Kloppers, who took over as BHP chief last month, is seeking to avoid an expensive, hostile takeover by wooing the 60 percent to 70 percent of the two companies' investors holding stock in both businesses. Melbourne-based BHP released details of the proposal it sent to Rio on November 1, including a $30 billion share buyback and estimated annual savings of $3.7 billion.

Rio Tinto is also meeting investors to explain why the company is worth "considerably more" than the offer, London-based spokesman Nick Cobban said. Rio said last week the offer of three BHP shares for every one of the UK company's stock "significantly" undervalued the business.

"Most of the synergies seem to come from the competitive advantage of Rio Tinto's assets," Cobban said. "Our assets are worth more to their shareholders than their assets are to our investors."

No talks

No meeting with BHP is planned as the board already rejected the proposal.

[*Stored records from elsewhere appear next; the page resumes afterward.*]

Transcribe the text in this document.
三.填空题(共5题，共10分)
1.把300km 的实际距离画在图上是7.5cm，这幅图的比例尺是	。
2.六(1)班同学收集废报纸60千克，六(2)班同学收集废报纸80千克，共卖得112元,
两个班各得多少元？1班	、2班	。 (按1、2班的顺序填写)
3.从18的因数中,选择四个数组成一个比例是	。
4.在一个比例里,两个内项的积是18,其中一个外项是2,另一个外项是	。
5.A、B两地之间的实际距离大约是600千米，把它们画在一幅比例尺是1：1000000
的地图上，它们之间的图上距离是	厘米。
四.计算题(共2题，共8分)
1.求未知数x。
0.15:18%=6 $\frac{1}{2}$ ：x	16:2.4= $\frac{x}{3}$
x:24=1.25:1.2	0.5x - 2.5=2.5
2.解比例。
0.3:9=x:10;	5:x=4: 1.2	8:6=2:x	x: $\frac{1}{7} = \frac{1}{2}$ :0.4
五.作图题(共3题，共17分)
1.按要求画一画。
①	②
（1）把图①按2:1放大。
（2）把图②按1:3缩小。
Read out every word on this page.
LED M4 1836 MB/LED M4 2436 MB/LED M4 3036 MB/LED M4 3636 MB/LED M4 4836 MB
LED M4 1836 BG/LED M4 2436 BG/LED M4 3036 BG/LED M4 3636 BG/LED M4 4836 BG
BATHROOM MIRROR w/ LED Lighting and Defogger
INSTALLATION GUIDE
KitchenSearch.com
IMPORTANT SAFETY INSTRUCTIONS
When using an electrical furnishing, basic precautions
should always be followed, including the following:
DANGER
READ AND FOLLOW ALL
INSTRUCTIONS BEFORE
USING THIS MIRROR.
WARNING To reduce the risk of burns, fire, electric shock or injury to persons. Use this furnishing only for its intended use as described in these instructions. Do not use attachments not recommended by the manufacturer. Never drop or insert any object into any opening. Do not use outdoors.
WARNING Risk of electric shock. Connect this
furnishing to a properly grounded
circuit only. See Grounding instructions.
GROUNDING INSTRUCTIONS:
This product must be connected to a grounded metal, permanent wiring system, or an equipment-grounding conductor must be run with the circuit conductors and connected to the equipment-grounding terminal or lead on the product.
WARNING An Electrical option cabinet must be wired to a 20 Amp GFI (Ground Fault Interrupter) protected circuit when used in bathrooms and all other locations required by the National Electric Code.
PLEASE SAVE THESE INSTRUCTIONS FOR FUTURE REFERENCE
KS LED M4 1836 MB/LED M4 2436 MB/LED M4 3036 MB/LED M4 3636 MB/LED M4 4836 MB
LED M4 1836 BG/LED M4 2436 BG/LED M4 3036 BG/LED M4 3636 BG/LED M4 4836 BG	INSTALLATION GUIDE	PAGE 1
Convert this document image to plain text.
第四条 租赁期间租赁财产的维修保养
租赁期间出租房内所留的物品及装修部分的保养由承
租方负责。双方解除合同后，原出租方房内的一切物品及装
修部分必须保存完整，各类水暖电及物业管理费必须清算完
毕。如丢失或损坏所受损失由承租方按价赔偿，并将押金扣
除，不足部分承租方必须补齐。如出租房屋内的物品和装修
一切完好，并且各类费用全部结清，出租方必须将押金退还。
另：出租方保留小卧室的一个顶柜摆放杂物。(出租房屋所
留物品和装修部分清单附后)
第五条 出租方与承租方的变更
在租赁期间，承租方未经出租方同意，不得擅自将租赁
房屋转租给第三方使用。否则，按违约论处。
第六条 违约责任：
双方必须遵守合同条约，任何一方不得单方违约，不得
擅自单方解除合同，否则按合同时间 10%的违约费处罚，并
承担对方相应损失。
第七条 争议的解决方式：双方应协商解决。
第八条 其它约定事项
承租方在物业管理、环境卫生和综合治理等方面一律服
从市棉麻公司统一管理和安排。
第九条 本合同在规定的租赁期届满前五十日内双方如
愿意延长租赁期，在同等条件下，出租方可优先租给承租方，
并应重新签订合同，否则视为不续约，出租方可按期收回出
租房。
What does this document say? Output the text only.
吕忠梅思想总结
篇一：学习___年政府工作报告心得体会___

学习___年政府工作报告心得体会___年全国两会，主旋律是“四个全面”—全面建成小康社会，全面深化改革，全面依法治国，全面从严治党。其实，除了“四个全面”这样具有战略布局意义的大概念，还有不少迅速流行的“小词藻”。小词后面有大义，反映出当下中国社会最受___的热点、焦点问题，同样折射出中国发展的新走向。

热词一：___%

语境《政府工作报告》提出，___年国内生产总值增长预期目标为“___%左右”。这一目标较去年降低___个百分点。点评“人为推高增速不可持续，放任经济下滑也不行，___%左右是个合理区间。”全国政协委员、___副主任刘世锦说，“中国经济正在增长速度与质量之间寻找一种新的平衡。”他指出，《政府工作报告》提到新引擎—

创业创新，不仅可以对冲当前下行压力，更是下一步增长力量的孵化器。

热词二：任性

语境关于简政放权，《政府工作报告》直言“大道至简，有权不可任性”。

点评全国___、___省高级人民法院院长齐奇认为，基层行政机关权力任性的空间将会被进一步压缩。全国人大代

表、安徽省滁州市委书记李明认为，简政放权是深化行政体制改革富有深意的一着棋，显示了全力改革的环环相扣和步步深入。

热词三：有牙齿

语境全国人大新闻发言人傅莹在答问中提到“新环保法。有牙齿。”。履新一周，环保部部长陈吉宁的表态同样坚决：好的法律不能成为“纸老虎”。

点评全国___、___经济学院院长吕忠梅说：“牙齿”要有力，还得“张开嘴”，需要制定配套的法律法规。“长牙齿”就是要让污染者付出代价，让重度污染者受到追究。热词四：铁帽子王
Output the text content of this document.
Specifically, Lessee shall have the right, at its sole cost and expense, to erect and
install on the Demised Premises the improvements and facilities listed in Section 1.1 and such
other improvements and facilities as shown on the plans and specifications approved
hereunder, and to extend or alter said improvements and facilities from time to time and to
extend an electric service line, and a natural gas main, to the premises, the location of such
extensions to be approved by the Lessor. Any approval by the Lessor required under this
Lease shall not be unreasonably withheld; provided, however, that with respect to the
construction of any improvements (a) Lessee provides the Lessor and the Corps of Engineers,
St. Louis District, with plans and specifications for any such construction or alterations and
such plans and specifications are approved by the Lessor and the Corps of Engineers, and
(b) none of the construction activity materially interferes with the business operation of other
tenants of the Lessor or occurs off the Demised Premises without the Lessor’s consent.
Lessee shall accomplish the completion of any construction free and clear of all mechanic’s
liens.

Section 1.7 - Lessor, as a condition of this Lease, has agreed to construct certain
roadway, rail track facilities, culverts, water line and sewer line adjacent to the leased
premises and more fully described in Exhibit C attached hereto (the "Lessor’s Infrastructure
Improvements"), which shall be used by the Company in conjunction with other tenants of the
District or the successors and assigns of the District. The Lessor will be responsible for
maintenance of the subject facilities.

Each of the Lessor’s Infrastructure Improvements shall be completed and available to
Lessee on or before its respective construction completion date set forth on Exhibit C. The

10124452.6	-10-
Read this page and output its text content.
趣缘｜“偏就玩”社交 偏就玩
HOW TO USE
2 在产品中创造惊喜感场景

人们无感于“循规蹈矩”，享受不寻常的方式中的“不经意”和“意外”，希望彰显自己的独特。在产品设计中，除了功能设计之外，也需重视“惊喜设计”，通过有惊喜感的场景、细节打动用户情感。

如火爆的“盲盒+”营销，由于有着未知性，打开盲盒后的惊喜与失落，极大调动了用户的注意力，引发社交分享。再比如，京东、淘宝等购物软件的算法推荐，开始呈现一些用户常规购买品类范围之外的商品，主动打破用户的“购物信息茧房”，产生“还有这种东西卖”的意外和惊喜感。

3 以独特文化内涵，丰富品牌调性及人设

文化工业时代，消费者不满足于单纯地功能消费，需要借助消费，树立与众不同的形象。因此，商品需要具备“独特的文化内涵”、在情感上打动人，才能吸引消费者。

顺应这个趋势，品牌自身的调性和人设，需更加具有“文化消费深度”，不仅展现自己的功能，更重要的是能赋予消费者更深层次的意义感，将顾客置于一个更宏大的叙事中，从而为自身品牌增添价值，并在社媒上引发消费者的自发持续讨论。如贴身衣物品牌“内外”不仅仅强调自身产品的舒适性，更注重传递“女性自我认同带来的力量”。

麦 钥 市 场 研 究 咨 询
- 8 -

Rio shares rose 34 pence, or 0.6 percent, to 5,658 pence in London, extending their premium above BHP's indicative offer price to 17 percent.

BHP fell 21 pence, or 1.3 percent, to 1,607 pence, its third straight decline since the company unveiled the offer on Thursday.

Investors in Rio would own 41 percent of the merged company with pro-forma earnings before interest, tax and depreciation of $40 billion, BHP said in a slide presentation.

BHP has had early talks with regulators in Australia and Europe and a "very detailed look" at whether a takeover would generate antitrust complaints for any products, Kloppers said.

Gaining increased control over markets wasn't part of the motivation for the proposed acquisition, he said.

Combining the two companies would allow "economies of scale, sharing of infrastructure and removing duplication", Kloppers said.

A combined BHP and Rio would have a 38 percent market share in global seaborne iron-ore trade, according to Australia & New Zealand Banking Group Ltd. That would be similar to the market share of Brazil's Cia Vale do Rio Doce.

A merged company would develop at a faster pace iron-ore mines in Western Australia and boost efficiency of coal mining in the Hunter Valley and Bowen Basin in Australia, BHP said.

"This combination will allow us to deliver more product more quickly to our customers," Kloppers said. The group would be Melbourne-based and led by "the best person for the job".